Heredé de mi tía abuela –a falta de otros descendientes- una casa de estilo regionalista con tres plantas en la calle Alfarería. Su fachada se mantiene como hace un siglo. Si bien, los vientos, las humedades y las lluvias han llenado de churretes y manchas negras su blanca cal, pues perdí la costumbre de enjalbegar la fachada cada primavera; también han caído algunas de sus centenarias persianas de varillas verdes, que ya no se descorren al amanecer ni se desenrollan al mediodía para que no entre la flama a la hora de la siesta. Ahora a las desnudas ventanas les pongo un cristal o, si tengo estrecheces económicas, unos cartones. Y es que yo, Elena, me gano la vida como una titiritera trashumante. He recorrido con mi arte todos los países europeos y, al modo de mi heroína televisiva Pippi Calzaslargas: Me basta y me sobra con que me cubra un techo y tenga una mullida cama y una blanda almohada; Aún así, voy arreglando lo que puedo cuando tengo dinerillo y algunos días de ocio. He colocado un pañuelo pintado con un elefante hindú y dos mantas viejas para que sirvan de cortinas a sendos balcones. En ellos intentan prosperar titánicamente un jazminero y dos tiestos de geranios. Pero su única compañía permanente son dos llantas de bici de repuesto, unos bolos y unos tambores africanos. La entrada a mi vivienda se realiza a través de una puerta metálica –como de garaje- con una cerradura alta para la llave. Pero cualquiera que pase diría que allí no vive nadie. No verán buzón de correos, ni contadores de luz y de agua.
Los titiriteros somos gente que llegamos sigilosamente a pie o en bicicleta al atardecer o de madrugada.

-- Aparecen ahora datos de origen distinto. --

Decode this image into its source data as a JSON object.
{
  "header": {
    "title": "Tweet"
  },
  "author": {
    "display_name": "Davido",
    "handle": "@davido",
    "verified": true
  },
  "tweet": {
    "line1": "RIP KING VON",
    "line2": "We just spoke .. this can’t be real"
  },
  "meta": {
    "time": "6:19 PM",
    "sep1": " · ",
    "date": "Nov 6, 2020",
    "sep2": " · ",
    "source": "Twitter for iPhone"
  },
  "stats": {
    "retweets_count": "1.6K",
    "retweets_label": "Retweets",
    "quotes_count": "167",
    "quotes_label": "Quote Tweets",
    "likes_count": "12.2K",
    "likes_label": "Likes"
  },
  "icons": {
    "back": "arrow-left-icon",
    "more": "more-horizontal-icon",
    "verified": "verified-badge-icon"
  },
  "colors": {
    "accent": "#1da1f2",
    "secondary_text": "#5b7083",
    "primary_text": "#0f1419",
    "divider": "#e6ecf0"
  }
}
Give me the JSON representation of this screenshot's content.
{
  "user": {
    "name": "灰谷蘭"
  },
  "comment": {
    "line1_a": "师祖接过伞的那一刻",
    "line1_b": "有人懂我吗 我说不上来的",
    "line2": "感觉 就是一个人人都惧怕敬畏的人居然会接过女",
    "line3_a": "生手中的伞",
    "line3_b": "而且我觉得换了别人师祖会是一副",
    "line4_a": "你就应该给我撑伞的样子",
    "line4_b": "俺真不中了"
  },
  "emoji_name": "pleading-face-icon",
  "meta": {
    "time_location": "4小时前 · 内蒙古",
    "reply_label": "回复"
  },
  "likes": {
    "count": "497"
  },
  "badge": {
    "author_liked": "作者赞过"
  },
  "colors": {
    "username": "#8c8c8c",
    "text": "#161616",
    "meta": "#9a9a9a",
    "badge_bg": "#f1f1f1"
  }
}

Una vez dentro, pasamos el rato conversando, leyendo, tocando música o escuchando la radio a la luz de las linternas o de las velas. Las horas centrales del día se nos van ensayando nuevos espectáculos en la azotea o el patio interior. A veces dejo vacía esta casa y me paso semanas o más de un mes fuera de aquí. Dejo el destino de mi hogar a la buena voluntad de otros titiriteros que se quedan de prestado algún tiempo. Por otra parte, ningún ladrón ha querido perpetrar un robo, aunque poco encontraría. Hace una semana actuamos en la Feria de Berlín y ahora nos hemos venido al Festival de Circo sevillano: La Circada. Nuestra tribu se despliega por esta o aquella plaza al aire libre, haciendo acrobacias y malabarismos con nuestras manos y pies; jugando con bolos, mazas y pelotas; arrojando fuego por la boca o construyendo pompas de jabón, que los inocentes niños aún se apresuran a intentar atrapar. A mi tribu urbana la miran algunos vecinos con cierto desprecio, de hecho nos han puesto el despectivo mote de “perro flautas”. Se nos reconoce al pasear por la calle Alfarería por una indumentaria juvenil, tachada oficialmente como estrafalaria: pelos con complicadas trenzas a lo rastra; amplias camisetas sin mangas abiertas hasta la cintura; pantalones de rayas muy anchos – a la otomana-; gorros originales como chisteras, boinas de lana o pañuelos piratas; babuchas morunas o sandalias de pescador…
Pero, al fin y al cabo, se nos deja vivir en paz y tener la libertad de los pájaros; más o menos como nuestros antepasados más remotos, los juglares medievales. Aunque yo confieso que me siento una hippie moderna que, como dice la canción de Juan Manuel Serrat, vivo como me gusta y al margen del sistema: “Voy de pueblo en pueblo, siempre risueña, siempre con mis sueños y mi miseria”.